G20 offers China a chance to save the world economy – by saving its own
Andy Xie says success of the summit won’t be decided by how flawless a host China is, but by how far Beijing will go to restructure its economy, thereby lifting global growth
China is heavily invested in the G20 summit in Hangzhou (杭州) to ensure its success. But, how should success be defined? Since its inaugural meeting in 1999, it’s hard to recall any significant success from G20 summits. Violent anti-globalisation protesters tussling with heavily armed police seem to be the most memorable G20 imagery. One thing we can be sure of is that the Hangzhou summit will have none of that.
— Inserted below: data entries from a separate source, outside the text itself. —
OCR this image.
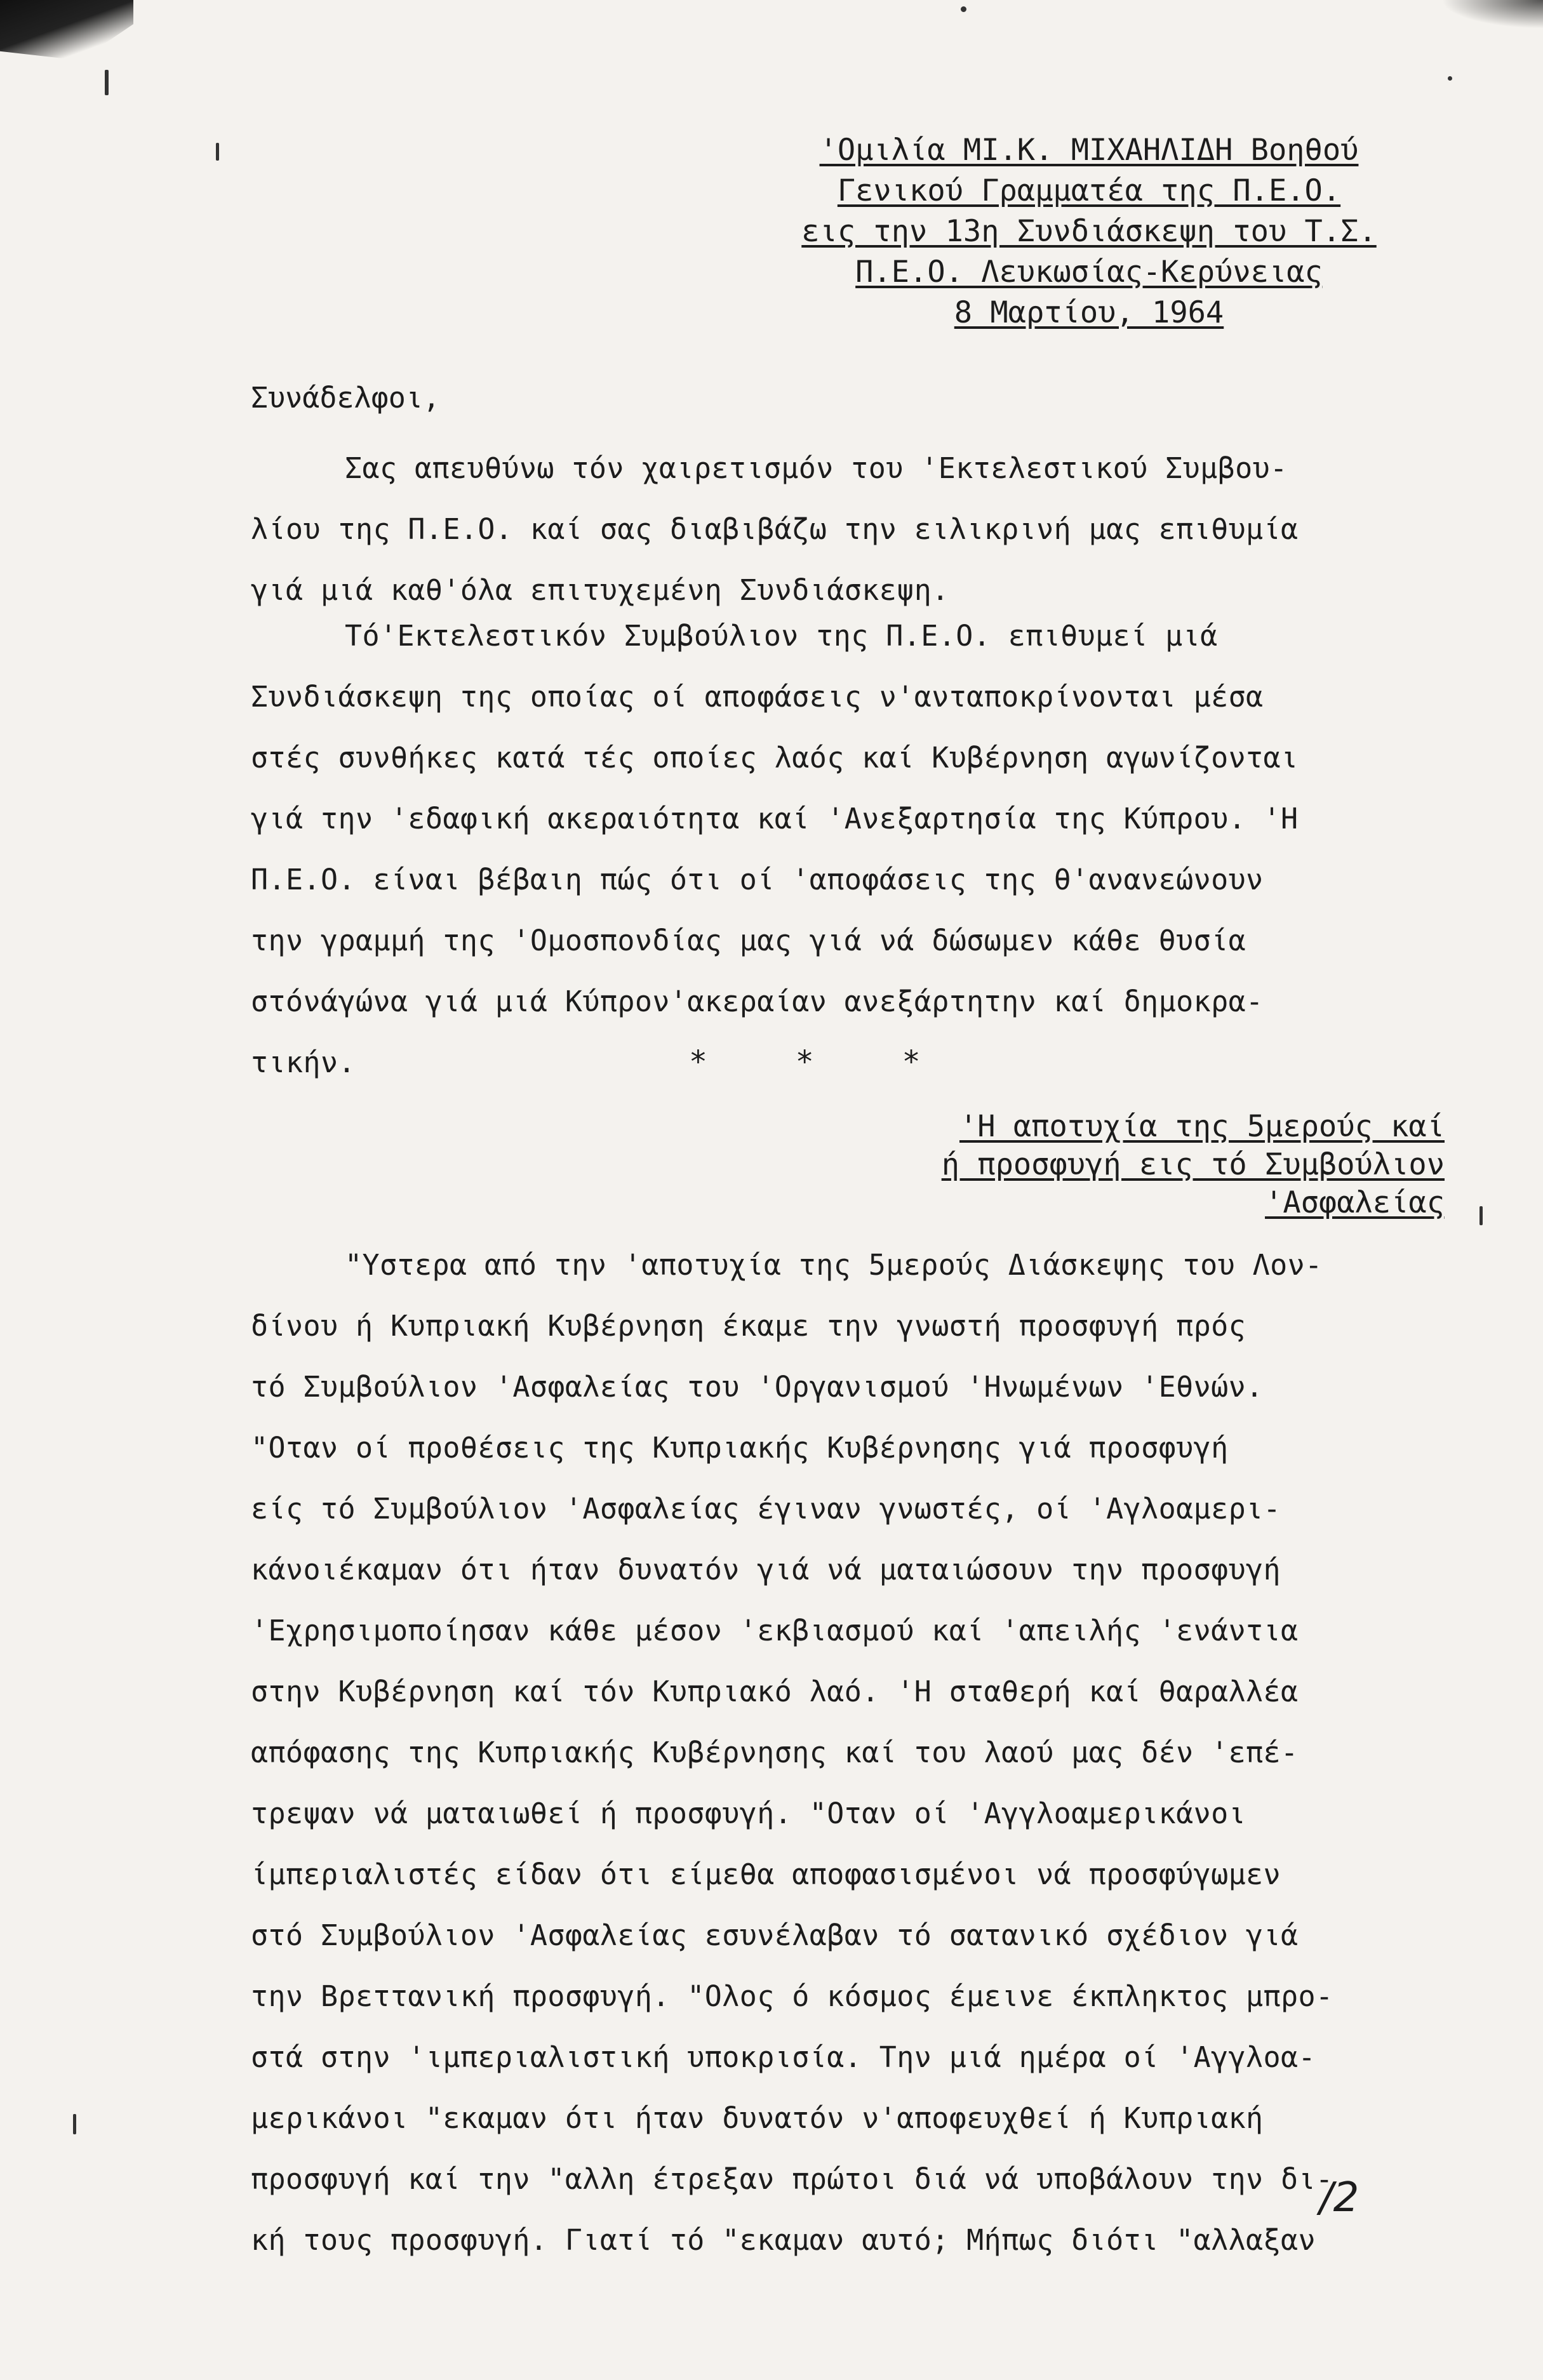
'Ομιλία ΜΙ.Κ. ΜΙΧΑΗΛΙΔΗ Βοηθού
Γενικού Γραμματέα της Π.Ε.Ο.
εις την 13η Συνδιάσκεψη του Τ.Σ.
Π.Ε.Ο. Λευκωσίας-Κερύνειας
8 Μαρτίου, 1964
Συνάδελφοι,
Σας απευθύνω τόν χαιρετισμόν του 'Εκτελεστικού Συμβου-
λίου της Π.Ε.Ο. καί σας διαβιβάζω την ειλικρινή μας επιθυμία
γιά μιά καθ'όλα επιτυχεμένη Συνδιάσκεψη.
Τό'Εκτελεστικόν Συμβούλιον της Π.Ε.Ο. επιθυμεί μιά
Συνδιάσκεψη της οποίας οί αποφάσεις ν'ανταποκρίνονται μέσα
στές συνθήκες κατά τές οποίες λαός καί Κυβέρνηση αγωνίζονται
γιά την 'εδαφική ακεραιότητα καί 'Ανεξαρτησία της Κύπρου. 'Η
Π.Ε.Ο. είναι βέβαιη πώς ότι οί 'αποφάσεις της θ'ανανεώνουν
την γραμμή της 'Ομοσπονδίας μας γιά νά δώσωμεν κάθε θυσία
στόνάγώνα γιά μιά Κύπρον'ακεραίαν ανεξάρτητην καί δημοκρα-
τικήν.	* * *
'Η αποτυχία της 5μερούς καί
ή προσφυγή εις τό Συμβούλιον
'Ασφαλείας
"Υστερα από την 'αποτυχία της 5μερούς Διάσκεψης του Λον-
δίνου ή Κυπριακή Κυβέρνηση έκαμε την γνωστή προσφυγή πρός
τό Συμβούλιον 'Ασφαλείας του 'Οργανισμού 'Ηνωμένων 'Εθνών.
"Οταν οί προθέσεις της Κυπριακής Κυβέρνησης γιά προσφυγή
είς τό Συμβούλιον 'Ασφαλείας έγιναν γνωστές, οί 'Αγλοαμερι-
κάνοιέκαμαν ότι ήταν δυνατόν γιά νά ματαιώσουν την προσφυγή
'Εχρησιμοποίησαν κάθε μέσον 'εκβιασμού καί 'απειλής 'ενάντια
στην Κυβέρνηση καί τόν Κυπριακό λαό. 'Η σταθερή καί θαραλλέα
απόφασης της Κυπριακής Κυβέρνησης καί του λαού μας δέν 'επέ-
τρεψαν νά ματαιωθεί ή προσφυγή. "Οταν οί 'Αγγλοαμερικάνοι
ίμπεριαλιστές είδαν ότι είμεθα αποφασισμένοι νά προσφύγωμεν
στό Συμβούλιον 'Ασφαλείας εσυνέλαβαν τό σατανικό σχέδιον γιά
την Βρεττανική προσφυγή. "Ολος ό κόσμος έμεινε έκπληκτος μπρο-
στά στην 'ιμπεριαλιστική υποκρισία. Την μιά ημέρα οί 'Αγγλοα-
μερικάνοι "εκαμαν ότι ήταν δυνατόν ν'αποφευχθεί ή Κυπριακή
προσφυγή καί την "αλλη έτρεξαν πρώτοι διά νά υποβάλουν την δι-
κή τους προσφυγή. Γιατί τό "εκαμαν αυτό; Μήπως διότι "αλλαξαν
/2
But, apart from exquisite dinner banquets and perfect group photos of global leaders by the West Lake, could this summit achieve more?
If not, it would be a great pity. The world is at its most critical juncture since the end of the cold war in 1989. The global consensus on globalisation is broken, especially among its main promoters in the West. It is largely a consequence of mistakes made by the Western elite. They didn’t take policy measures to help those whose wages were dragged down by globalisation. And they took advantage of low inflation due to global competition to pursue expansionary monetary policies, which inflated non-tradeable sectors like housing, education and health care, enriching a small minority of asset owners by squeezing the middle class.
The political backlashes could throw the West into a prolonged period of instability. It may end globalisation as we know it. China has been the largest beneficiary of the globalisation in the past quarter of a century. It has more at stake than anyone else, and should do something about it.
If China stops overinvesting and balances its economy, the global economy would receive a huge positive boost. The resulting virtuous cycle would sharply decrease the negative sentiment towards globalisation.
China’s potential growth rate is falling into the 4-5 per cent range. Given such levels of growth, the sustainable level of investment should be less than 30 per cent of gross domestic product. The current level is about half of GDP, and it is being propped up by subsidies with “forced savings”. Hence, the return on investment is artificially depressed to extremely low levels. Because China’s investment is very large, the overinvestment is holding down investment everywhere else. This is the reason for weak economies and bubbles everywhere.
Unless China changes, stimulus by central banks can only make things worse. Reforms in China can revive China’s and the global economy.
The necessary structural reforms would make it the largest consumer market in the world. Every other economy would benefit. China’s global status would be recognised by all. China is big; it doesn’t need to fight for global status. If China makes its domestic economy efficient, it will be assured of its global status automatically.
China should not fall into the trap of strategic competition. It may feel exciting to gain a little advantage here and there. The process could feel like a Hollywood thriller, enticing players and spectators alike. But, in the end, without fundamentals, the result would be worse for everyone. History is full of victims who fell for the thrills of great games.
The latest example is Russia. When oil prices were high, it spent too many resources on strategic competition and neglected to diversify its economy away from natural resources. Now, as oil prices have collapsed and are likely to stay low for a long time to come, it is trapped. Even though Russia is still gaining points in strategic competition, they really don’t matter. Unless it can build a dynamic economy, it doesn’t have the resources to back up its global ambitions.
During the cold war, the Soviet Union and the US spent trillions of dollars trying to outsmart each other. If we look back now, none of it made any difference. The US spent tens of billions of dollars on intelligence each year. Yet none of the agencies made the correct predictions. It was just a waste. The US came out the winner because it had a dynamic economy and the Soviet Union had the opposite.
Seven decades ago, Britain and France, severely weakened by the two world wars, ignored their weakened fundamentals and tried to reclaim their empires through strategies and tricks. The resulting failures have pushed them permanently into being bit players in the world. Some mistakes are fatal.
China could do much at home that would enhance its global status. In addition to balancing the economy, repairing a severely damaged environment would dramatically improve people’s livelihoods and earn kudos around the world. It doesn’t make sense to cut costs at the expense of the environment. If China could detail an environmental strategy in Hangzhou, it would receive far more praise than any overseas initiatives.
In Hangzhou, China has a great opportunity to tell the world how it would move forward to revive its economy and benefit the world. Balancing the economy and repairing the environment should top the agenda. China has the potential to lead the world by example. Now is the moment to seize the opportunity.